Even if you weren’t watching the Los Angeles Rams-Seattle Seahawks Wild Card playoff game this past weekend, you probably heard about Fox analyst Troy Aikman making quite the declaration.
I played against Reggie White, I played against Lawrence Taylor ... and I gotta tell you, this Aaron Donald is the best defensive player that I’ve ever seen. He’s really remarkable--he should be the NFL Defensive Player of the Year, and I think he should be getting some votes for MVP of the entire league--he’s that good.
No disrespect to Donald, who is an exceptional player, but Aikman's opinion is a head-scratcher.
It’s difficult to compare one player’s active, seven-year career to another player’s inactive, 13-year career. Aaron Donald is indeed playing in an era where defenders seem to be at an immediate disadvantage, thanks to an offense-friendly rule book.
It can also be argued that players today are more athletically advanced than they were 35 years ago.
Still, however, Aikman’s belief doesn’t appear to be rooted in fact.
First of all, Taylor was a big deal before he even got to the pros. The Giants selected him with the second pick in the 1981 draft out of North Carolina. While Donald, a Pittsburgh alum, was also a first-rounder, he wasn’t drafted until the 13th pick in 2014 by the St. Louis Rams.
A few things had to happen before Donald became a household name. The Rams had to move back to Los Angeles in 2016; he had to hold out of training camp in 2017 because of a contract dispute; and finally, in 2018, the team had to advance to the Super Bowl.
In that NFC championship season, Donald shattered his personal record by tallying 20.5 sacks, just two shy of Giants defensive end Michael Strahan’s single-season record. Since then, Donald has been widely regarded as the best defensive player in the NFL today.
Taylor, better known by his initials "LT," was a household name almost right out of the gate. He was a first-team All-Pro in his rookie season.
The next year, he turned in a Herculean performance on Thanksgiving Day in Detroit, capped off by a 97-yard interception return for a touchdown. He was voted to his sixth consecutive All-Pro team in his sixth season, matched Donald’s career-high with 20.5 sacks, won the Super Bowl, and was voted the NFL’s Most Valuable Player.
Even while playing in only 12 games (and starting only 11) in 1987 because of the players’ strike, he still notched 12 sacks. This was followed by two additional All-Pro selections and another Super Bowl win. After three lackluster seasons, LT retired in 1994 with 132.5 sacks, eight All-Pro selections, and two Super Bowl victories.
When people say Taylor revolutionized the game, that alone should speak to just how impactful he was. Former Washington head coach Joe Gibbs created what’s known today as the H-back position, a second tight end set jut off the line of scrimmage, to deal with the physically imposing Taylor’s speed.
Before Taylor, teams usually used running backs to handle blitzing linebackers, which against Taylor was a recipe for disaster.

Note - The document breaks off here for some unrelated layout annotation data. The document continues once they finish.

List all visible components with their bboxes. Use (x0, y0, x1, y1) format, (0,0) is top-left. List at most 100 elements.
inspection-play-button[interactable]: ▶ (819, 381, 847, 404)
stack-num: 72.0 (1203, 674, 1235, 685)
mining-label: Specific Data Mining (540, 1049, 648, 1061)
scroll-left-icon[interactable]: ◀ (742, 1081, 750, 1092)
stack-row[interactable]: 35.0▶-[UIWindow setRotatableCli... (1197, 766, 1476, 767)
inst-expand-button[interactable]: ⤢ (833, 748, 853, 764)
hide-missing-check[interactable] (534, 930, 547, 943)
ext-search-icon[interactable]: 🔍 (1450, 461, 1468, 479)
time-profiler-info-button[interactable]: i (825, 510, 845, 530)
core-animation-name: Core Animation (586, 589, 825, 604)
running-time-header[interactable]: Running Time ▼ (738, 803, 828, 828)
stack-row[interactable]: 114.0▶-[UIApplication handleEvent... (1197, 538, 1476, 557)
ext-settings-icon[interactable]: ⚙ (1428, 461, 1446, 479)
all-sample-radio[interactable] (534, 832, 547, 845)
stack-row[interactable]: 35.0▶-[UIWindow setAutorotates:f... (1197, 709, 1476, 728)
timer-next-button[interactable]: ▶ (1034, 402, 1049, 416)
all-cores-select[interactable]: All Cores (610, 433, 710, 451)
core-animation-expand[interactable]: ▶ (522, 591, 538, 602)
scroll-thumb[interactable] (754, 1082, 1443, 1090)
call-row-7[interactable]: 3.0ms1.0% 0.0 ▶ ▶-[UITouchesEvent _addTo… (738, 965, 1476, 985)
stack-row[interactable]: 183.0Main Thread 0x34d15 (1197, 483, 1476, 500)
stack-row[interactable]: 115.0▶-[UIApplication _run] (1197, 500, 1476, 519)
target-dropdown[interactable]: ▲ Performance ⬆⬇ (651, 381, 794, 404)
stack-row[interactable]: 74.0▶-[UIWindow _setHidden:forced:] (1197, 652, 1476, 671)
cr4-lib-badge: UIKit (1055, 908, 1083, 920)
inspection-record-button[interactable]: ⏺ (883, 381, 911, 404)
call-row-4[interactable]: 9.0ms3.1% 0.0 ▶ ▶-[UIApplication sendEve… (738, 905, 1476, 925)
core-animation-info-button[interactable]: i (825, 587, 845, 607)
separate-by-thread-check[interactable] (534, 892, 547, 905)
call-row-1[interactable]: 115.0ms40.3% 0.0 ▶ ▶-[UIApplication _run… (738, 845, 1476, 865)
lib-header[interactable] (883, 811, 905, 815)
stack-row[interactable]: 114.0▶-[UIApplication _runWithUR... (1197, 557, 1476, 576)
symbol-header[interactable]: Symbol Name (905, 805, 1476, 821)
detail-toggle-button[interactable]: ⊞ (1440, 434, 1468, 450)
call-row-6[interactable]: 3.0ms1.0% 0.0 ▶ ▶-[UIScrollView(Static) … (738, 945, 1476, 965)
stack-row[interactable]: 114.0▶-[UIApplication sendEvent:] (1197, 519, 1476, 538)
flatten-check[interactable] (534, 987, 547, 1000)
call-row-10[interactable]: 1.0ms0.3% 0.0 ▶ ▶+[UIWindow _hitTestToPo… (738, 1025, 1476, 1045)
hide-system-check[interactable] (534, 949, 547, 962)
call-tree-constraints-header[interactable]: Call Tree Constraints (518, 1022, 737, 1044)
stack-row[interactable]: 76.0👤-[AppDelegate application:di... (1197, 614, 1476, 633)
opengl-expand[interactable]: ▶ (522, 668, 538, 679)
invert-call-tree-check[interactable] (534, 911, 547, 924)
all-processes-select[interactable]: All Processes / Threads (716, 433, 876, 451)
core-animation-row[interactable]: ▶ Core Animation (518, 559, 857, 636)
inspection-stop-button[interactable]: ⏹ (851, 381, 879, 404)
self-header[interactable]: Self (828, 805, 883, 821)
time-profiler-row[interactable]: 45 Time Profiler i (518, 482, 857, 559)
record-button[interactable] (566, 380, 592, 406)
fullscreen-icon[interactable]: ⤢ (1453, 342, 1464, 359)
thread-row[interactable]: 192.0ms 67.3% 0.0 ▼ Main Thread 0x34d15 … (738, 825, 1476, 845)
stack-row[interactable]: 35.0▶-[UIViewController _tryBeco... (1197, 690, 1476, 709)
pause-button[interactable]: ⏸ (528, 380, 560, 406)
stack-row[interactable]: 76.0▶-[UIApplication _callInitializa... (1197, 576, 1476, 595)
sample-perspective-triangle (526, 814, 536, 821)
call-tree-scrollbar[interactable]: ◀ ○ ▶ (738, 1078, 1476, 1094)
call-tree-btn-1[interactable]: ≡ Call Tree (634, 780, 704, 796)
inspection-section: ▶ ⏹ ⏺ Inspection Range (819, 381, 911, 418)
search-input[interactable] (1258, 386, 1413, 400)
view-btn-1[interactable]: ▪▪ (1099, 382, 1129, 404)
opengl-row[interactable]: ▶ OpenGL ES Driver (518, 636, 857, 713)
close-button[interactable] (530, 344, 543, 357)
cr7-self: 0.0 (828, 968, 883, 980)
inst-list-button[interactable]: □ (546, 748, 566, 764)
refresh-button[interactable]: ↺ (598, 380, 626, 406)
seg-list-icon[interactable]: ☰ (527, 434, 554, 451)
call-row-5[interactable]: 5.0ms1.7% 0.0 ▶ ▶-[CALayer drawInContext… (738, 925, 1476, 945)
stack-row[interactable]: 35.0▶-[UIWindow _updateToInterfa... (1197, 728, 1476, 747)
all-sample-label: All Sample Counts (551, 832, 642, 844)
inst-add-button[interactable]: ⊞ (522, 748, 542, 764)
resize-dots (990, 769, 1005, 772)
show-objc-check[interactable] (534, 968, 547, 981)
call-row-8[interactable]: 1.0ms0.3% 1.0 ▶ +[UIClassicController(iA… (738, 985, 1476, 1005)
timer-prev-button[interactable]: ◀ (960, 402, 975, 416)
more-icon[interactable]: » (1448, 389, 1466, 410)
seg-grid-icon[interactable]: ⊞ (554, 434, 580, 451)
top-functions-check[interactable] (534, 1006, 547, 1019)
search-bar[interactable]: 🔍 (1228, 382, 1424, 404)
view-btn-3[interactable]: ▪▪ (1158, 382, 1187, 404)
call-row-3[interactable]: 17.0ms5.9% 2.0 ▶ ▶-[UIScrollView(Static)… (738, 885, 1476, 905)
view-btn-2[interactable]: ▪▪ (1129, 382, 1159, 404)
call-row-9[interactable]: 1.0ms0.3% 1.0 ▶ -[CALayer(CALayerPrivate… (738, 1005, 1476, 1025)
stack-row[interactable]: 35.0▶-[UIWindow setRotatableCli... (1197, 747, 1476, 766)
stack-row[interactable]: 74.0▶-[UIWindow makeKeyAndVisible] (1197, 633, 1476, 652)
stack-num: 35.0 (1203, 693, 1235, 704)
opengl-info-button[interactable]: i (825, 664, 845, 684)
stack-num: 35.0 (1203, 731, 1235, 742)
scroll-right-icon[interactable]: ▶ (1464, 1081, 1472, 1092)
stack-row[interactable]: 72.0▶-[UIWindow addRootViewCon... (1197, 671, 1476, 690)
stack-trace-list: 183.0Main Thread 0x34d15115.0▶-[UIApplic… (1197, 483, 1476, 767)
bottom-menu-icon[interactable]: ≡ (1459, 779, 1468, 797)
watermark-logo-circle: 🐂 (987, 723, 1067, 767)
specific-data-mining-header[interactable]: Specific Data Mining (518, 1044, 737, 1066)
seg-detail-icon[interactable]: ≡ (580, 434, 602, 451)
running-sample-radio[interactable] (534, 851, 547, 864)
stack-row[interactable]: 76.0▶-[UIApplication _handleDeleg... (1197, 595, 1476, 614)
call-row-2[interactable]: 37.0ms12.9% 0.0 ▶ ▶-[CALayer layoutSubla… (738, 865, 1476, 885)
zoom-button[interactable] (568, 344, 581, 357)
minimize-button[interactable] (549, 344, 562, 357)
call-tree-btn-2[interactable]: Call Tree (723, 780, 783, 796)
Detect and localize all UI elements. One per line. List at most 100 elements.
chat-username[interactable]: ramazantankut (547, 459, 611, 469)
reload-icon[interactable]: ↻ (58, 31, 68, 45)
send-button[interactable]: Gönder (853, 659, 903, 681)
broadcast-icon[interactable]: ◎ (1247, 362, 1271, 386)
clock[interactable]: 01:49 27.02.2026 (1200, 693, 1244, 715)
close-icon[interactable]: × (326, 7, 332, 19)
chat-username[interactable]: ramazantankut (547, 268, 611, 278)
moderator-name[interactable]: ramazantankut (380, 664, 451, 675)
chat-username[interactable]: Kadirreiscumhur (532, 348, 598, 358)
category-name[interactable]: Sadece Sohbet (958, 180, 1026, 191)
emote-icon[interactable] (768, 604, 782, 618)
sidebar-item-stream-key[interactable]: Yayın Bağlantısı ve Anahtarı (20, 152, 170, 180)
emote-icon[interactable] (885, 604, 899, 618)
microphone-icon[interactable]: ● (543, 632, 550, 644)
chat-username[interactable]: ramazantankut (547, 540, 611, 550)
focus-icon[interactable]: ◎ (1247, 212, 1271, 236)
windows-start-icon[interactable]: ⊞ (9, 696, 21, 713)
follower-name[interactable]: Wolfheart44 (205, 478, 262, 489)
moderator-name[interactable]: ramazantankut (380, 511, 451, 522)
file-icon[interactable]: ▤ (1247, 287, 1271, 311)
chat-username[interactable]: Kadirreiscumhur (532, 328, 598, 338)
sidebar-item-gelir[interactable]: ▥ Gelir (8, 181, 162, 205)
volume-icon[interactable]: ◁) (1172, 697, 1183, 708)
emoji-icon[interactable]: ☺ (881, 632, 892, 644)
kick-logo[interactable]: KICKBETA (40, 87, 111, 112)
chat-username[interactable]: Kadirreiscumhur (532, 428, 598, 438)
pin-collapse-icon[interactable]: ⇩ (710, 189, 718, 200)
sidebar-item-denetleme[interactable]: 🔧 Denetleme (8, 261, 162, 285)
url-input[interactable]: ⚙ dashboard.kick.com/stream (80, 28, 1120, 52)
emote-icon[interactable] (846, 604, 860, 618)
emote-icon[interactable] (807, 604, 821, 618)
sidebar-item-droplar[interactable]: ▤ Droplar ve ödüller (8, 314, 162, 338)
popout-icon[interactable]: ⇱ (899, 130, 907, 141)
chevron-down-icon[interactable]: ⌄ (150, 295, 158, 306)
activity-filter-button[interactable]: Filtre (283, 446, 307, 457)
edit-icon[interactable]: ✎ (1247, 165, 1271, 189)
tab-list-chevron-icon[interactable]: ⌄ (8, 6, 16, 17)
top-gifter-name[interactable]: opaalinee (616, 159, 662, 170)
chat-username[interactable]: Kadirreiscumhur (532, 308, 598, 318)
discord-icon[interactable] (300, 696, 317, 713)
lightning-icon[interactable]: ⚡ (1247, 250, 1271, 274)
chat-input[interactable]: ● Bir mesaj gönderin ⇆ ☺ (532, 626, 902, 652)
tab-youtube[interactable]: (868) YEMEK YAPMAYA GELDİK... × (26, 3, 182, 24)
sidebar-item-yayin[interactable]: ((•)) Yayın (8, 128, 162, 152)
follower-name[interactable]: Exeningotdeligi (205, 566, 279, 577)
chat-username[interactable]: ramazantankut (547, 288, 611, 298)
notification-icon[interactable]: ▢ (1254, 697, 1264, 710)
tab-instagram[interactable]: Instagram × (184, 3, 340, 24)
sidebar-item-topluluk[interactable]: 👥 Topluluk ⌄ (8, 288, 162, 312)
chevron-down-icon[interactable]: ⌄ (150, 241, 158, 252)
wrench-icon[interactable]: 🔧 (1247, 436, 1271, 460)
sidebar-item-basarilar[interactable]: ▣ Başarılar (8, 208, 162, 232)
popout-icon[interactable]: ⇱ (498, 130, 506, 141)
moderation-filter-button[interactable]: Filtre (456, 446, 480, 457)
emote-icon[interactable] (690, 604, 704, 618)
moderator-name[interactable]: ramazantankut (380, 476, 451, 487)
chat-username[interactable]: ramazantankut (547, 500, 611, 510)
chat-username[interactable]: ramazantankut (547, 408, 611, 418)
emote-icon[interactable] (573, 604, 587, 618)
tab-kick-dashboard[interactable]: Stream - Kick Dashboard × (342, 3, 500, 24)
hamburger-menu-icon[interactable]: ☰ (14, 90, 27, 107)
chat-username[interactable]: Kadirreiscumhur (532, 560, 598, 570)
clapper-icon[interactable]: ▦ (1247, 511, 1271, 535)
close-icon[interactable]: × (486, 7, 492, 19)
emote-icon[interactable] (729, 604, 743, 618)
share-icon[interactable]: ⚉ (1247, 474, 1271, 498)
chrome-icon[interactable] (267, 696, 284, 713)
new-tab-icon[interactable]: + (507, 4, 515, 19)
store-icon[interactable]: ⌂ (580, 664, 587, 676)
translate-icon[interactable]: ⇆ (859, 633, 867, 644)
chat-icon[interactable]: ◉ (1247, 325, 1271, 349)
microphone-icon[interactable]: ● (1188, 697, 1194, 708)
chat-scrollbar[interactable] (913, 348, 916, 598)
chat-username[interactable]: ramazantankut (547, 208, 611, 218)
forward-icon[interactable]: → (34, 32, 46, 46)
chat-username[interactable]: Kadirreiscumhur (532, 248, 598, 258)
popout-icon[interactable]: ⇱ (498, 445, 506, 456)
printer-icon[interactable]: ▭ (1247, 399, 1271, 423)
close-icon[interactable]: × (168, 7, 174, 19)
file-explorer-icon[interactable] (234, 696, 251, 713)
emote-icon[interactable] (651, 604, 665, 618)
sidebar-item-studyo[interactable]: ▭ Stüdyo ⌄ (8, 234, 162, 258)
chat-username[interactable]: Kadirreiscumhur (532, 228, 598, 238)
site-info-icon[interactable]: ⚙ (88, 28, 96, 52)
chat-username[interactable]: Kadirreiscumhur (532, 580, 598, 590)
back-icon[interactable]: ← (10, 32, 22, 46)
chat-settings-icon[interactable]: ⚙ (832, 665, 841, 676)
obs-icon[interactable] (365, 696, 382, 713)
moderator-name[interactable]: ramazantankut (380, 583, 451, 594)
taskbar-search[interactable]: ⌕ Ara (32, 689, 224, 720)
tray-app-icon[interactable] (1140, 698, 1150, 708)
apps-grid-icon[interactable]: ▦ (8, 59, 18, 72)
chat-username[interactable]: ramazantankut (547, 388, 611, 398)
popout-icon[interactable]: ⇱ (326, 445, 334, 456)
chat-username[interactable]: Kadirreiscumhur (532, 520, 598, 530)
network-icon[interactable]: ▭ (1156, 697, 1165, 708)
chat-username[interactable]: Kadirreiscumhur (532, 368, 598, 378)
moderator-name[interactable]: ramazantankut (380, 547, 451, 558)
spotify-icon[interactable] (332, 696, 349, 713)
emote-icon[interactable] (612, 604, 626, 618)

To counter Taylor's physical prowess, former 49ers head coach Bill Walsh, whose team was set to face the Giants in 1981, Taylor's rookie season, came up with the idea to assign guard John Ayers, whom Walsh considered his best blocker, to nullify Taylor’s impact.
Taylor’s rookie season was the last season before sacks were counted as an official statistic. If you add the 9.5 sacks he totaled in that first year, he had 83 through his first seven seasons.
Donald is slightly ahead of him through his first seven years, with 85.5. LT did more over those seven seasons to establish his dominance than Donald has with his first seven.
LT had an MVP award and a Super Bowl ring at this point; Donald is still waiting for both of those.
Perhaps the most important stat, however, is Aaron Donald has never sacked Troy Aikman. He was sacked by Lawrence Taylor, though.
LT knocked Aikman down to the old Giants Stadium and Texas Stadium's rock-hard surfaces four times, and Troy still thinks Aaron Donald is better?